A la sortie de l’alambic, on ne trouve pas encore de la vodka. Le distillat, produit de la distillation, titre à 96 °. On y ajoute de l’eau, puisée à 50 mètres de profondeur sous la ferme, adoucie et privée de ses oligo-éléments par osmose inverse. Pauline Leluc : «Il ne faut pas amener un goût, contrairement au whisky.» Après trois semaines de repos, reste à passer à l’embouteillage, l’encapsulage, le collage des étiquettes… Entièrement fait sur place, dans l’ancienne porcherie de la ferme.

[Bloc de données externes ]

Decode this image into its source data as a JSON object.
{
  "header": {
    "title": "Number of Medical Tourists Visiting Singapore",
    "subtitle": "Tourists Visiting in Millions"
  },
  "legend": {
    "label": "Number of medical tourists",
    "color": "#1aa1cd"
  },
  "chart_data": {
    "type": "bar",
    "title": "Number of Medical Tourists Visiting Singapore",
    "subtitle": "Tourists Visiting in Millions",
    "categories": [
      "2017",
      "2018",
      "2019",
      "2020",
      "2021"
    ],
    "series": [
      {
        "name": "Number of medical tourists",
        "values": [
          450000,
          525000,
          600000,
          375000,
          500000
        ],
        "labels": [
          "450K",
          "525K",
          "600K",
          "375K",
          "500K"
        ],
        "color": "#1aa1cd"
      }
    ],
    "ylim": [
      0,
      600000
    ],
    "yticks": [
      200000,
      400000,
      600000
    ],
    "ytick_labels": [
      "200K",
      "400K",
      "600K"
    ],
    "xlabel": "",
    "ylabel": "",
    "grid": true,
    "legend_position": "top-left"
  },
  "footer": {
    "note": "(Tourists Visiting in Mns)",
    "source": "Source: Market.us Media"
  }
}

Alcool à la réputation neutre, la vodka a une réglementation à son image. Produit de la distillation d’une matière première agricole, elle ne doit pas titrer à moins de 37,5 ° d’alcool, et ne pas dépasser une certaine teneur en méthanol. Rien de plus. Au risque de traîner une réputation de fadeur. A 40 kilomètres de là, le chef Tristan Robreau, à la tête du restaurant étoilé le Lièvre gourmand, se dit pourtant «conquis», et n’hésite pas à proposer à ses clients «quelque chose de très naturel, non raffiné au nez, très aromatique». «Minérale» ou «ronde et crémeuse» pour Pauline Leluc, selon qu’elle soit filtrée ou non, la vodka offre également un terrain de jeu pour les expérimentations. «On n’est pas enfermés dans un cahier des charges», se réjouit Paul-Henri.
Par tâtonnements, il enfile donc une nouvelle casquette : celle de maître de chai, plongé dans le vieillissement et la finition. Trois mois en fût neuf pour vieillir et se colorer, huit mois en tonneau de Sauternes pour en absorber les sucres résiduels : la vodka réserve de Faronville est née. Dorée, boisée, elle surprend l’œil comme le palais. Dans le chai reposent divers fûts de whisky, marsala, sherry, cognac… et autant de possibilités gustatives pour de futures cuvées.
Quatre ans après leurs premières bouteilles, du chemin a été accompli, et la ferme périclitante a retrouvé une vie, pour le plus grand plaisir de Paul-Henri Leluc, enfant du pays : «Tout ce qu’on gagne, on le met dans Faronville.» Trois employés ont été embauchés. Malgré l’annulation des salons qui a pu freiner leur développement commercial – «on en a profité pour avancer sur la production», balaie à l’unisson le couple qui s’est aussi lancé dans le gin -, les vodkas continuent à faire leur trou dans les rayons des cavistes et des épiceries fines. En attendant de développer des liens avec le monde de l’hôtellerie-restauration. Le spiritueux s’est d’ailleurs retrouvé au programme de la coupe George-Baptiste, un concours des écoles hôtelières. «On réfléchit beaucoup aux accords possibles», dit Paul-Henri Leluc, qui associe ses vodkas à du caviar de la Sologne voisine comme à des macarons ou des pains au chocolat.

Travail de fourmi

Intarissable sur ses pratiques agricoles, Paul-Henri Leluc se veut modeste : «On n’a pas réinventé la poudre.» Le couple installe malgré tout peu à peu son modèle, et produit aujourd’hui 5 000 bouteilles de vodka à l’année. L’aboutissement d’un travail de fourmi, rendu possible grâce à l’air du temps. «Il y a une demande pour des produits sincères», veut croire Pauline Leluc. Profitant de cette quête de sens du public, ils tentent aussi de convaincre leur milieu qu’on peut y trouver son bonheur. «Je côtoie beaucoup de jeunes agriculteurs un peu paumés», regrette Paul-Henri Leluc, qui présente son travail à de jeunes étudiants du secteur. Et délivre un message, qu’ils espèrent tous deux transmettre aussi à leurs quatre enfants : «Il y a un avenir dans l’agriculture.»